The answer is that all of the mathematical functions listed above include only statistical functions — which means that there can be no time domain analysis results, and thus no trend analysis results. This is why an MPT practitioner can tell you which five things to buy and hold based on statistical performance in the past, but cannot tell you anything about which of them would be best to own next month. In fact, because MPT incorrectly models an asset’s return as a normally distributed random variable and incorrectly assumes that markets are efficient, it inherently dismisses the existence of trend information, and follows by applying a suite of mathematical analysis tools that destroys the time domain information and thus can’t possibly answer the question, “Which funds would be best to own next month?”
As an analogy, consider an Iowa farmer wanting to know if now is the time to plant his corn. He contacts the Modern Portfolio Farm Agent and is told the following:
- The average world temperature today was 62F.
- The average temperature in his town for the last decade was 58F.
- The temperature in his town is most well correlated with that of Hamburg, Germany, and most uncorrelated with that of Sydney, Australia and La Paz, Bolivia.
- The standard deviation of temperature from average is 3.5F within his state.
After pondering all of this great information, the farmer still has no idea whether to plant corn or wait another week. There is no temperature trend information whatsoever from which the farmer might be able to improve his chance of having a great crop this season.
What should a farmer do with the Modern Portfolio Farm Agent’s advice? It’s obvious — run out and buy a few other farms scattered around the world to abate the risk of any one of them doing poorly, but certainly not waste time trying to improve results by observing trends in the weather, pests, or environmental regulation. Hmmm…
- By discarding time domain information, MPT is inherently unable to suggest what to buy or sell next month.
- MPT may be ideal for “buy and hold” investors, but “buy and sell” decisions require time domain data analysis.
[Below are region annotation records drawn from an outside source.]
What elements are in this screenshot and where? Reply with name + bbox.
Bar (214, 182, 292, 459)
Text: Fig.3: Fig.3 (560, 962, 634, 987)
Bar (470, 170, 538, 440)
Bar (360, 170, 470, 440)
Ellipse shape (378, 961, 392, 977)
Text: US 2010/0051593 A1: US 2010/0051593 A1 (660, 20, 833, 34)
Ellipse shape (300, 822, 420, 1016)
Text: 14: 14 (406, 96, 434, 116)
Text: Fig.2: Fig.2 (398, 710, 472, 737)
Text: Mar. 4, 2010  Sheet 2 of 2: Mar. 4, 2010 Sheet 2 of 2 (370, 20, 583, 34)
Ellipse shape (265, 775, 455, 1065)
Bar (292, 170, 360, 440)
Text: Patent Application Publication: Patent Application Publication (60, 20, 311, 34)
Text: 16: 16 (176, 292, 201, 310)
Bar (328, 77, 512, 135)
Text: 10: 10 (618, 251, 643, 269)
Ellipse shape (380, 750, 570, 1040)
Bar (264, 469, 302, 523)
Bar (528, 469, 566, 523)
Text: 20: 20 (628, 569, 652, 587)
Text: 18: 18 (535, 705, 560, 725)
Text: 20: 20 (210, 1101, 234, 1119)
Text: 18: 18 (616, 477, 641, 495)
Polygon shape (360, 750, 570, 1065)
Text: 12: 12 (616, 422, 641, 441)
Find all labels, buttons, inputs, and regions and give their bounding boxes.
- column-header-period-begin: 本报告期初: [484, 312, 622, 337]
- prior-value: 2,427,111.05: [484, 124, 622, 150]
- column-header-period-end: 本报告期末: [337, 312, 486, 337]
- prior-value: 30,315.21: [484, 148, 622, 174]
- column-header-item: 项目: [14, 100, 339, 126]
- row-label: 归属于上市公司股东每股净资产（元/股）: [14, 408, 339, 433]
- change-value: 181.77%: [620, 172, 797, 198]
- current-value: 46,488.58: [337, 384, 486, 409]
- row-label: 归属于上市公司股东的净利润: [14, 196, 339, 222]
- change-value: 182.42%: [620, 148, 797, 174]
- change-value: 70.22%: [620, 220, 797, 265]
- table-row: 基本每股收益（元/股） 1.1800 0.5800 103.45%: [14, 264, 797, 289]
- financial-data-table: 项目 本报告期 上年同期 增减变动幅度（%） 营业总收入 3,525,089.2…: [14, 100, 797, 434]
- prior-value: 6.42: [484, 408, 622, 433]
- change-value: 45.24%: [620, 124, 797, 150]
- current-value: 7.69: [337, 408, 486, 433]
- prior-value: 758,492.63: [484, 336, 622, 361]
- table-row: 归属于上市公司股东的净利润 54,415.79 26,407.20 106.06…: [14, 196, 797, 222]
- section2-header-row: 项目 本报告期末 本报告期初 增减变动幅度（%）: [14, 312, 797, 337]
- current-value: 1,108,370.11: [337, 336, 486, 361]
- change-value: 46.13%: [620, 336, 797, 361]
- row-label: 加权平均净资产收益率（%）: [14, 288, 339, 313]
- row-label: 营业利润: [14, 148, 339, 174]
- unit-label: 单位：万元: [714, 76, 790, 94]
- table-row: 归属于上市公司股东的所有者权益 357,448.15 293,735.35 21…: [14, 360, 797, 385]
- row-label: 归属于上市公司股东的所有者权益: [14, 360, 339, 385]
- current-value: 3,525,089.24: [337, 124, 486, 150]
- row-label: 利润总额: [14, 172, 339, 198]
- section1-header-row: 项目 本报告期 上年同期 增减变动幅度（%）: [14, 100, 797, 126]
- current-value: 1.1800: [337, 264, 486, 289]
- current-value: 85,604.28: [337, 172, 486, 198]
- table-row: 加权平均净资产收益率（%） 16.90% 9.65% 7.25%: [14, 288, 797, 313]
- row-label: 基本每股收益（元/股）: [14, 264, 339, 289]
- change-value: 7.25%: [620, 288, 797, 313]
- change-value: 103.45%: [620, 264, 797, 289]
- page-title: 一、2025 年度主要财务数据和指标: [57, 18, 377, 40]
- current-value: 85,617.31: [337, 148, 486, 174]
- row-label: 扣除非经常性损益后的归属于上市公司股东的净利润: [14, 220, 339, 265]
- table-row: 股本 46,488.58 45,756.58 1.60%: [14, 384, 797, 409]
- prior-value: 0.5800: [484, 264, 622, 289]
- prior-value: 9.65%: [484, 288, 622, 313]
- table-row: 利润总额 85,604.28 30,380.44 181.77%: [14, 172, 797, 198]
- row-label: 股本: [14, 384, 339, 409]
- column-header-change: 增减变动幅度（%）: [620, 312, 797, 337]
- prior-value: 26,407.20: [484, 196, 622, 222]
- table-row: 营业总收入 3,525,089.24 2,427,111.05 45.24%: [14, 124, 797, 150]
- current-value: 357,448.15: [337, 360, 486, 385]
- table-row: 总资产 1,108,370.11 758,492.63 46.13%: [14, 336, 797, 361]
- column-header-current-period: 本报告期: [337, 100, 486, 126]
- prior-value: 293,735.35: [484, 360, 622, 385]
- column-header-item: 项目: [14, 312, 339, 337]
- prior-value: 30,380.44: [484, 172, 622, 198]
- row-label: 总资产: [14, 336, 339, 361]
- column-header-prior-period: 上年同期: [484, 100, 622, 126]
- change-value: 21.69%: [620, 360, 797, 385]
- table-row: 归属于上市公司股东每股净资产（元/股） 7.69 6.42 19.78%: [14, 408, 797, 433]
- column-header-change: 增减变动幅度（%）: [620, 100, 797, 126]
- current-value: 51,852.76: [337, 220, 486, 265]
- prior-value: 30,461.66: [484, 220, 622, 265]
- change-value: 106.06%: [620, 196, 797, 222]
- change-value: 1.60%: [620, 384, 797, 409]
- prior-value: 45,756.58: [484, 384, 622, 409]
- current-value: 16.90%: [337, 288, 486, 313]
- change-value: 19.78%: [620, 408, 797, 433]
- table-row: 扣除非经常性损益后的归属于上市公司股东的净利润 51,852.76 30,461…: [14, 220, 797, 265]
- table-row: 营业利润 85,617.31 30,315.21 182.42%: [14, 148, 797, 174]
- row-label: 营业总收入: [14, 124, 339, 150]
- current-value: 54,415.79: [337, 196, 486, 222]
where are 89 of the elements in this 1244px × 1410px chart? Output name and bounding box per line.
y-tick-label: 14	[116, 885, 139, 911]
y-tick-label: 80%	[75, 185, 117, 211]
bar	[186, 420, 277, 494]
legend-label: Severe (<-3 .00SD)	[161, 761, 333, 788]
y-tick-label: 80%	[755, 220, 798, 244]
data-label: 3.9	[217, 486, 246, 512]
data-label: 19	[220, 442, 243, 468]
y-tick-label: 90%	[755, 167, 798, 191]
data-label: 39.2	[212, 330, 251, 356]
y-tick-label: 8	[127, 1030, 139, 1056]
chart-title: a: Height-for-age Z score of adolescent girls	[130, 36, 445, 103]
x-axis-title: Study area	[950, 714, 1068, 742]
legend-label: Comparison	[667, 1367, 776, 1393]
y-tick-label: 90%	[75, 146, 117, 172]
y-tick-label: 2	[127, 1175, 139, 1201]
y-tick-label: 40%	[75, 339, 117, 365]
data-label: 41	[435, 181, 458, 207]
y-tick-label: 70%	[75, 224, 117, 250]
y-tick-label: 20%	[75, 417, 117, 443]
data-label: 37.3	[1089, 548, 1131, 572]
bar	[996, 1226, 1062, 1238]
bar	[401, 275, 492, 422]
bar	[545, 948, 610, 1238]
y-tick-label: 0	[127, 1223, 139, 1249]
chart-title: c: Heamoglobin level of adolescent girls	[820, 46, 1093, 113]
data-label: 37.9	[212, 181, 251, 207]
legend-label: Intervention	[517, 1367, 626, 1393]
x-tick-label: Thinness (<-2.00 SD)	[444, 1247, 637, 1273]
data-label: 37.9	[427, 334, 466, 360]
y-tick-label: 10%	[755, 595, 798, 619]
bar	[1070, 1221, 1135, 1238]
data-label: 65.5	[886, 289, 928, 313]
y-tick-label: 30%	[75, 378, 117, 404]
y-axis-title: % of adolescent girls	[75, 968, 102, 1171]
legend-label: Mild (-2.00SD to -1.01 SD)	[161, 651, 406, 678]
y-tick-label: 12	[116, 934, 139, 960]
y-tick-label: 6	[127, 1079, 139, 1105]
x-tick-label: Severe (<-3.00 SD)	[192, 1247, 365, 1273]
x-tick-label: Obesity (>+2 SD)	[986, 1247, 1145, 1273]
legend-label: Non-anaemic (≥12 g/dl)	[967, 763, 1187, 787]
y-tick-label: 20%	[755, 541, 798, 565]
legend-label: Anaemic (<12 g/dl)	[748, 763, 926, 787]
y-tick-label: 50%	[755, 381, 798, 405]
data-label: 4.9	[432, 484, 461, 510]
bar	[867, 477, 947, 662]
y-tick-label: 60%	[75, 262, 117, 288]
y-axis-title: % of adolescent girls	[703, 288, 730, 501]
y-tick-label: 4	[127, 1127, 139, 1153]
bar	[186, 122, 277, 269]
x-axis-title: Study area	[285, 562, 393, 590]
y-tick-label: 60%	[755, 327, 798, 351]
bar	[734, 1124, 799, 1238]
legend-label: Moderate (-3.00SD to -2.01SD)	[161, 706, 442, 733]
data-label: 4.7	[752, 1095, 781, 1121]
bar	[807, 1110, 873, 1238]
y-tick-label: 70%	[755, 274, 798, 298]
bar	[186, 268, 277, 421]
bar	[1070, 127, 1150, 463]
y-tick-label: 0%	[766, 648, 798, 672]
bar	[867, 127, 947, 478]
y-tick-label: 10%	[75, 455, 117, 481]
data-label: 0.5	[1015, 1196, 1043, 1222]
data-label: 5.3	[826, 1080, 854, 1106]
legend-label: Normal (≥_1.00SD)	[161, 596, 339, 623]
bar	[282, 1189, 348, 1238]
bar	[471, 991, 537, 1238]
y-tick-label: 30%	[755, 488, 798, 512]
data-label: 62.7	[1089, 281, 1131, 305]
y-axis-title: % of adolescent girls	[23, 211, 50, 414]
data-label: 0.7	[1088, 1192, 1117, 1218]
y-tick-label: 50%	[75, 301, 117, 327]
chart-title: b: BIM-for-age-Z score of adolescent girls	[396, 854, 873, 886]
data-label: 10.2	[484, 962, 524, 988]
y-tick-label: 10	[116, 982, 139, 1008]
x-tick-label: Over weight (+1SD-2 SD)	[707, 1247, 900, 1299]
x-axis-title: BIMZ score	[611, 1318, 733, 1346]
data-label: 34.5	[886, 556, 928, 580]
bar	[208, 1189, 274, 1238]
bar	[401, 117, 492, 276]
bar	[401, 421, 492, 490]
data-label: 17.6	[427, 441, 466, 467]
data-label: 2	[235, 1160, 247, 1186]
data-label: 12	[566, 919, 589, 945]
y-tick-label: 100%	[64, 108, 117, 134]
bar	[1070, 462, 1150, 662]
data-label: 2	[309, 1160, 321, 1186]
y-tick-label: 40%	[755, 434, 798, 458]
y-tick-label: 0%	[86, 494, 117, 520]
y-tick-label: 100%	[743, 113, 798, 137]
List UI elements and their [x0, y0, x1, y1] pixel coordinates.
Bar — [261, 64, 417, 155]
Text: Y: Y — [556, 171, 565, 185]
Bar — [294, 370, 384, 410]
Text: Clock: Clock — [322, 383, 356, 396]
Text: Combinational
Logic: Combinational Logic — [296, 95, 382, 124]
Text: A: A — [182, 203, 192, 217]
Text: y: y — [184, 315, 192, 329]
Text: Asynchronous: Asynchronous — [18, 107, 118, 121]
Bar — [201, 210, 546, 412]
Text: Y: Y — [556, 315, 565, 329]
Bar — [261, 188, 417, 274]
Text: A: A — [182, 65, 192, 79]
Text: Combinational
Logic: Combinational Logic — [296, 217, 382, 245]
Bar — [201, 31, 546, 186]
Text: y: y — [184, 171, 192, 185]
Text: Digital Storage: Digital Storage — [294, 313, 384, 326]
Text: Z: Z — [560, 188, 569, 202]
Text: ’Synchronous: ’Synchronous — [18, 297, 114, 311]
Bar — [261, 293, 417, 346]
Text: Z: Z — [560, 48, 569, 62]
The Tactical Asset Management school says that avoiding losers altogether reduces risk without punishing returns. Therefore, monitor the trends of each candidate fund and sell the poorly trending ones in favor of owning only the nicely trending ones. This fits well with Mark Twain’s humorous suggestion, quoted from his 1894 novel Pudd’nhead Wilson: Behold, the fool saith, “Put not all thine eggs in the one basket” – which is but a manner of saying, “Scatter your money and your attention”; but the wise man saith, “Put all your eggs in the one basket and – WATCH THAT BASKET.”
Today, even the originator of the EMH (Efficient Market Hypothesis), Nobel laureate Eugene Fama, acknowledges returns associated with momentum are pervasive.
It’s time to extend MPT’s framework.